How Apac, Kwania are easing access to HIV/Aids treatment

Women ride on a bicycle in Kwania Town Council on March 1. Authorities have resorted to bicycles in the battle against Aids. PHOTO/ BILL OKETCH 

What you need to know:

Leaders say the bicycle initiative has increased the level of participation in voluntary HIV counselling and testing.

Free bicycles are being offered to mothers and children living with HIV/Aids in Kwania and Apac districts to enable them to easily access care and treatment.

Leaders say the bicycle initiative has also increased the level of participation of women, youth, men, and the elderly in voluntary HIV counselling and testing.

Dr David Okino, the Kwania District health officer, said the bicycle initiative has hugely improved the accessibility of medical services by those living with the disease.

“...These bicycles help them in doing small-scale businesses, which improves their income and, therefore, improves on their adherence to medicines,” Mr Okino said.

The initiative is an effort of Union of Hope, a community-based organisation.

“Our initiative works towards creating a bicycle movement because we think the bicycle provides the mode of transportation to the people living with HIV,” Mr Moses Fred Ogwal, the organisation’s founder, said.

“If you see most of the people living with HIV, they have been considered to be a community misfit – that means they are less productive in the community,” he added.

The fight against HIV/Aids poses enormous challenges in Kole, Kwania, Apac, Lira, Otuke, Dokolo, Oyam, Otuke, Amolatar, and Alebtong districts, all in the Lango Sub-region.

The HIV prevalence rate in Lango varies from district to district. For instance, in Otuke, it stands at 5.5 percent, in Apac, it stands at 7.4 percent and in Kwania, it is at 5.6 percent.

Stigma, health facilities’ inability to conduct viral load testing, and poor adherence to medication due to biting hunger are some of the stressing challenges in the fight against the Aids epidemic in the area. Other factors are irresponsible consumption of alcohol, risky sexual behaviour, inadequate resources, ignorance, and people’s unwillingness to know their status.

Appeal

Kwania Resident District Commissioner (RDC) Richard Noon Arikwanga has since called upon Ugandans to stop stigmatising and discriminating against people living with HIV/Aids.
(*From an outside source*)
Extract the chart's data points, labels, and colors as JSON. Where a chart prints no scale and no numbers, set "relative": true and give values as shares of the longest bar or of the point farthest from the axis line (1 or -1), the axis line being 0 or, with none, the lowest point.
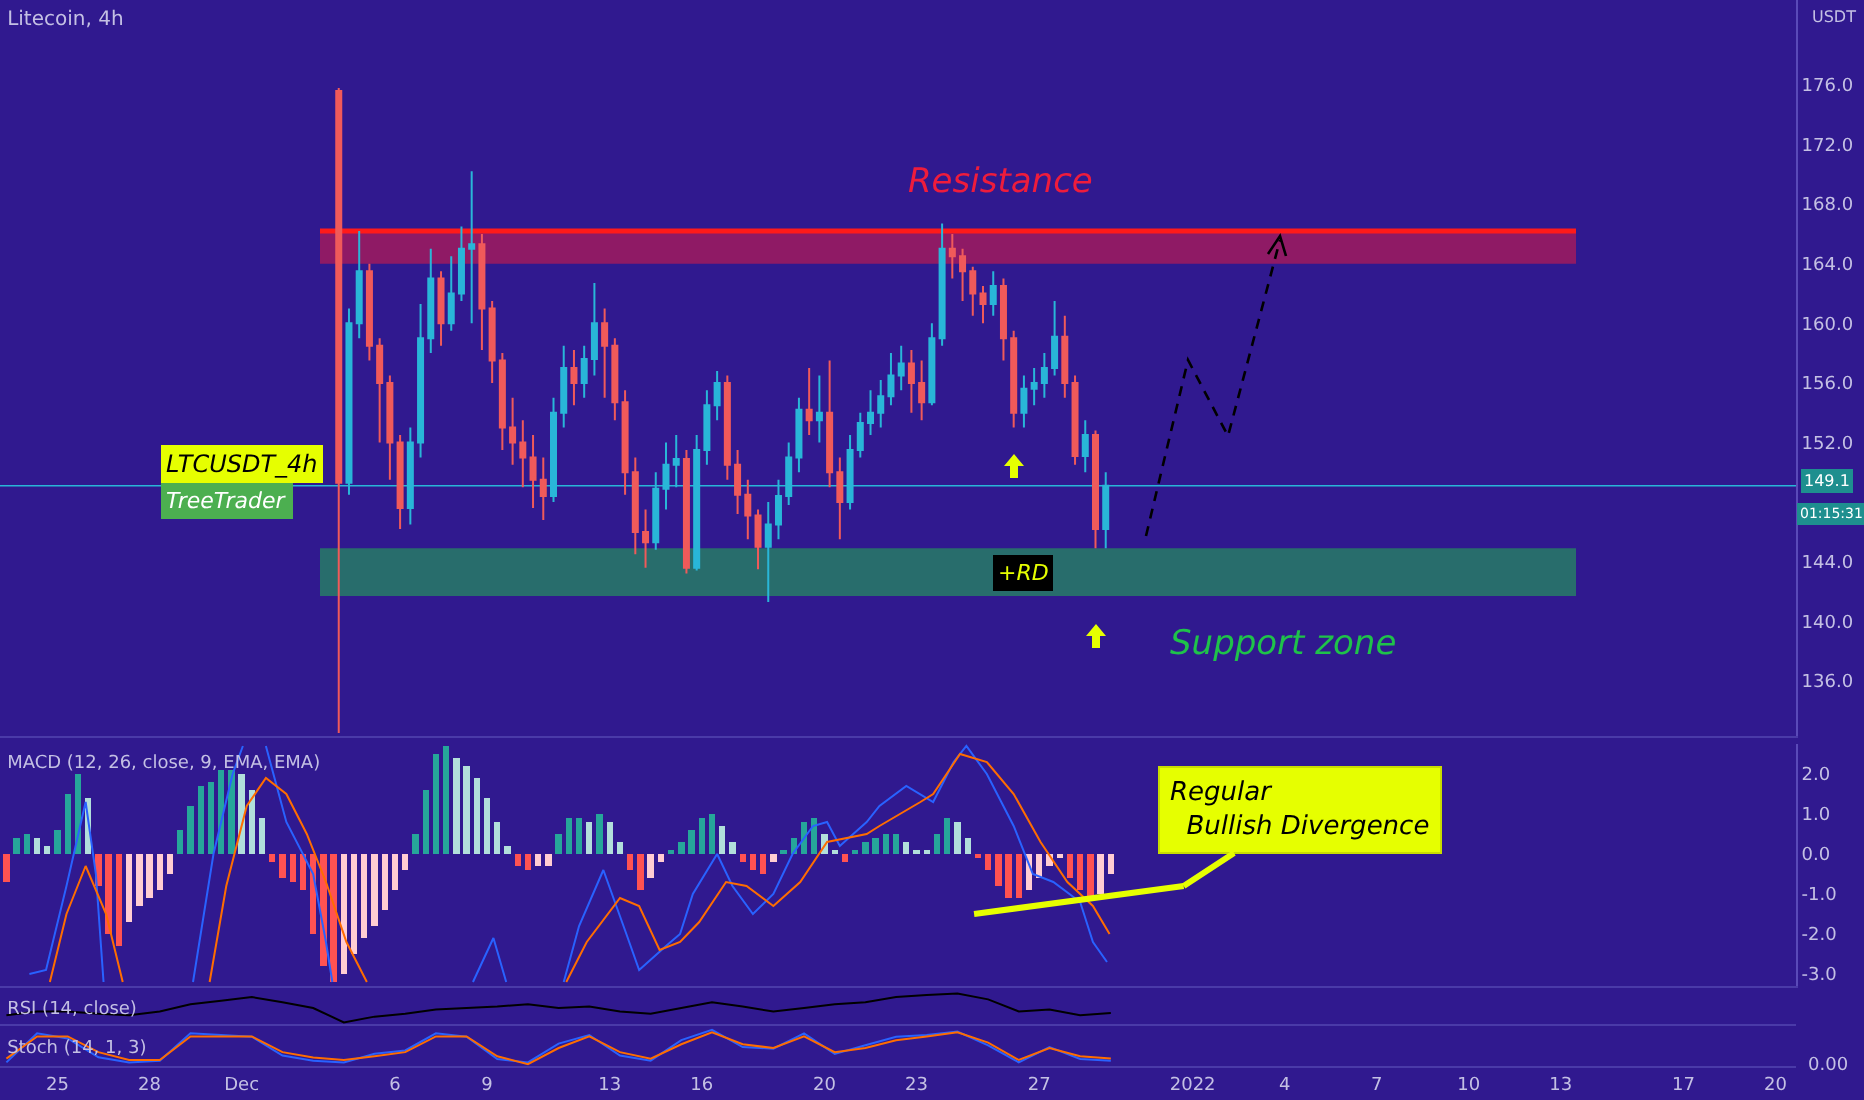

The executive director of the Union of Hope said the project is faced with stressing challenges such as high taxation on imported bicycles, costs of purchasing the bicycles, and inadequate resources.

“The government of Uganda is taxing a mounted bicycle $25 (about Shs93,000) every time we import. In the last two years when we received the bicycles, we had to pay $6,000 (about Shs22 million) on clearance, and that would have been used to purchase more bicycles,” Mr Ogwal said.  He further noted that the high taxation is deterring them from achieving their target of distributing 5,000 bicycles in five years.

 Ms Joyce Amoli, a mother living with HIV in Akwodong ‘B ’Village, Alira Parish, Aduku Sub-county in Kwania, said: “The bicycle given to me is helping me to move to Lira and buy beans which I resell within the community and get the money we use to save in our village savings and loan associations.”

Another beneficiary, Sophia Akullo, also of Akwodong Village, said this transportation helps them to go and collect drugs from designated health facilities.

 “Our medication adherence has improved because now we can ride more than 10 kilometres to pick our ARVs instead of having to walk,” said Ms Akullo.

 Findings of Bicycles for Development Research conducted by York University in Toronto, Canada, in collaboration with Union of Hope released on March 1 show that people living with HIV can do work faster and carry heavy loads on their bicycles.

 “We have realised that even the disabled women were able to use these same bicycles although there was a need to emphasise that even people with disabilities would need a tricycle,” said Ms Janet Otte, a community researcher at Bicycles for Development Research.

 However, the researchers discovered that there was a problem with inclusion and exclusion.

 “While it was so good that these vulnerable people are utilising these bicycles, the members of the community had some tensions, and they would say why are the bicycles given to only those living with HIV? Should we also get HIV to get the bicycle?” Ms Otte said.

 “And the general problem is that the road network is poor in many places because a lot of bicycles breakdown, and the women would use between Shs5,000 and Shs50,000 to repair their bicycles every month,” she added.